The December vote is the right moment to begin that shift. A package that addresses the immediate subsidy issue and lays the groundwork for long-term reform is both achievable and necessary. Practical solutions already exist from center-right institutions such as the America First Policy Institute, the Paragon Institute, leaders in Congress, and Trump’s policy proposals. The first step is a responsible phase-out of the enhanced premium tax credits through 2026 to avoid an abrupt cutoff and give the rest of the reforms time to take effect.

Second, Congress should adopt a proposal from the Paragon Institute to restore and reform the Cost Sharing Reduction (CSR) payments in Obamacare, giving qualifying enrollees the option to receive their CSR subsidies directly into a health savings account (HSA). This one change addresses several problems at once. It lowers premiums and reduces federal costs. When CSR payments were halted in 2017, insurers responded by sharply raising premiums on silver plans, a practice known as ‘silver loading.’ Because premium tax credits are tied to the price of silver plans, this increased federal spending. A 2018 analysis by the Congressional Budget Office found that restoring CSR funding would reduce the federal deficit by about $30 billion over a decade. Providing the funding is less expensive than continuing the current workaround.

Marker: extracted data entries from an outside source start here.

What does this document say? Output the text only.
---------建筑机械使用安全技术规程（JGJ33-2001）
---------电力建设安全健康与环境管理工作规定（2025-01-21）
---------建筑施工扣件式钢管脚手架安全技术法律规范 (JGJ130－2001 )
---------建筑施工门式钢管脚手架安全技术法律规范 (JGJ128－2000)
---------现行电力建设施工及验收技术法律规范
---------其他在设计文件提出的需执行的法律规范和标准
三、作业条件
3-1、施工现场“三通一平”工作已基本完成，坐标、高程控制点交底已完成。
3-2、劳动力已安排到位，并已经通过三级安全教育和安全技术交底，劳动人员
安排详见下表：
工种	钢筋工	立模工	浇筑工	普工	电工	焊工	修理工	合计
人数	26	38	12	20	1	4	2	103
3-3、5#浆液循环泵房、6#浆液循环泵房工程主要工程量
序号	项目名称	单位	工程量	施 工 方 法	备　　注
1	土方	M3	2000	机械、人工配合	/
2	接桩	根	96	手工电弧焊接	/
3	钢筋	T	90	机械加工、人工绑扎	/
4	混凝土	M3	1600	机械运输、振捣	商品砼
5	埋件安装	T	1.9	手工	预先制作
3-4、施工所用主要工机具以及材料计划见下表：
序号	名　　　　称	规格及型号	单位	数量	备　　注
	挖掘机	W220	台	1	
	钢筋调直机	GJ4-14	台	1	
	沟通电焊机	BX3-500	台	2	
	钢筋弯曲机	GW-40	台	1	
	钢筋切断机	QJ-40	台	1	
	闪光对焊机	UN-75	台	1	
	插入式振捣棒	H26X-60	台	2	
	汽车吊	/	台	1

It also creates the budget space needed to phase out the enhanced premium tax credits in a responsible way. The savings could be used to fund the phase-out or to provide more generous HSA contributions from the CSRs to strengthen support for lower-income Americans. Most importantly, it empowers patients. According to Paragon, the typical annual HSA contribution for someone receiving CSR assistance would be about $2,000. That is meaningful support that families can control directly. If they remain healthy, unused dollars stay in the account and continue to grow. If they get sick, they can use the funds for out-of-pocket costs. Because the money belongs to them, they have a clear incentive to compare prices and choose high-value care, which encourages greater competition among providers.

Next, Congress should strengthen the individual market’s risk pool by expanding affordable choices. That means allowing any health plan approved by the state insurance commissioner to be included in the exchanges, expanding access to copper plans, adjusting age-rating rules so younger people pay less, and modernizing individual coverage health reimbursement arrangements (ICHRAs) so more small businesses can offer coverage. Practical changes, such as letting employees choose between an ICHRA and a traditional group plan, allowing workers to contribute pretax dollars to close premium gaps, and removing unnecessary COBRA requirements, would make ICHRAs more attractive.

Finally, these reforms should be paired with the bipartisan Patients Deserve Price Tags Act, sponsored by Kansas Republican Sen. Roger Marshall and Colorado Democrat Sen. John Hickenlooper. The bill would strengthen enforcement of price transparency rules so small businesses, self-funded employers, and new purchasing groups can contract directly with providers and transparent pharmacies. This would reduce costs, remove middle men, and increase competition.

This is a moment for practical governing. The shutdown deal not only reopened the government but also opened a door. If Republicans take this opportunity, they can solve a real problem for millions of Americans and begin a long-overdue transition to a health system that puts patients, not bureaucracies, in charge. The December vote could be the start of that transition. It should be.